Posté par Dfg . Évalué à -1.
C'est dommage que cette dépêche ne parle que des mauvaises solutions au vote electronique et ne parle absolument pas d'avancées sur des solutions qui marcheraient (ou alors j'ai raté un bout).
Le vote electronique par internet, s'il était bien fait, pourrait permettre un truc que ne permet pas le vote actuel (papier) : le recomptage avec vérification individuelle, à savoir que chaque votant pourrait vérifier quel vote a bien été pris en compte (et donc que le vote n'a pas été manipulé). Evidemment, cela implique la génération de tokens uniques reliés à un "droit de vote" individuel et le découplage du serveur de token du serveur de vote afin d'empêcher de relier vote et individu, et donc garantir l'anonymat tout en permettant la vérification.
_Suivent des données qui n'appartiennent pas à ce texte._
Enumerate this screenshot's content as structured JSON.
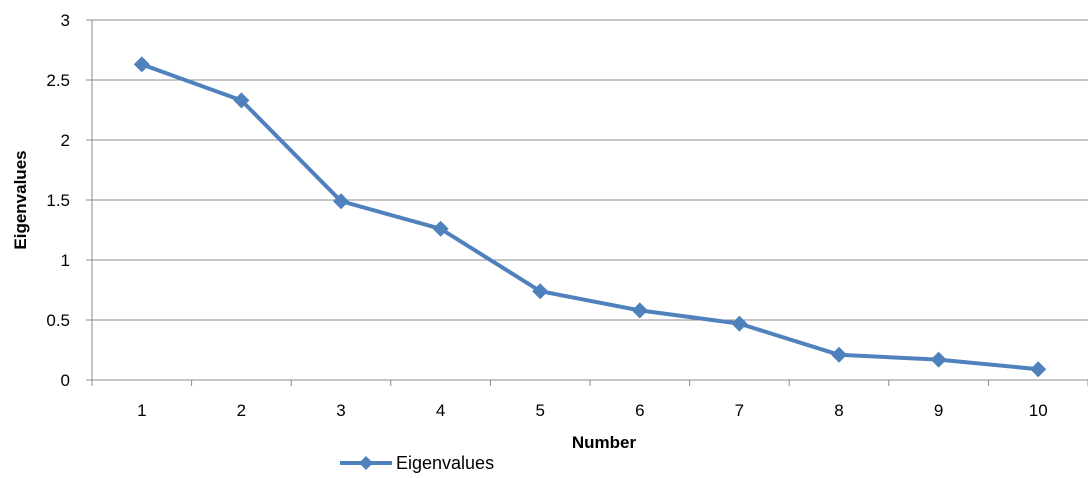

Et bien sur, tout cela étant géré par du code open-source (la seule partie cachée étant le contenu des données user-token et token-vote c'est à dire aucun code, seulement des data).
Bref, tout ça. Quoi de neuf sur le sujet ?
[^] # Re: Et sinon, l'aspect positif ?
Posté par Ytterbium . Évalué à 9.
Oui, mais non. Un tel système serait sensible aux achats de vote, puisque tu peux alors montrer ton vote, ce qui est impossible avec un bulletin physique.
En fait, le vote électronique comporte de manière inhérente une contradiction, qui le rend impropre aux élections à grands enjeux : soit on peut vérifier son vote, mais dans ce cas l'élection est sensible aux achats de votes, soit on ne peut pas et on a aucune possibilité d'être sûr de la bonne prise en compte de son vote.
(sans compter divers problèmes plus informatiques comme le problème de s'assurer du code qui tourne sur le serveur)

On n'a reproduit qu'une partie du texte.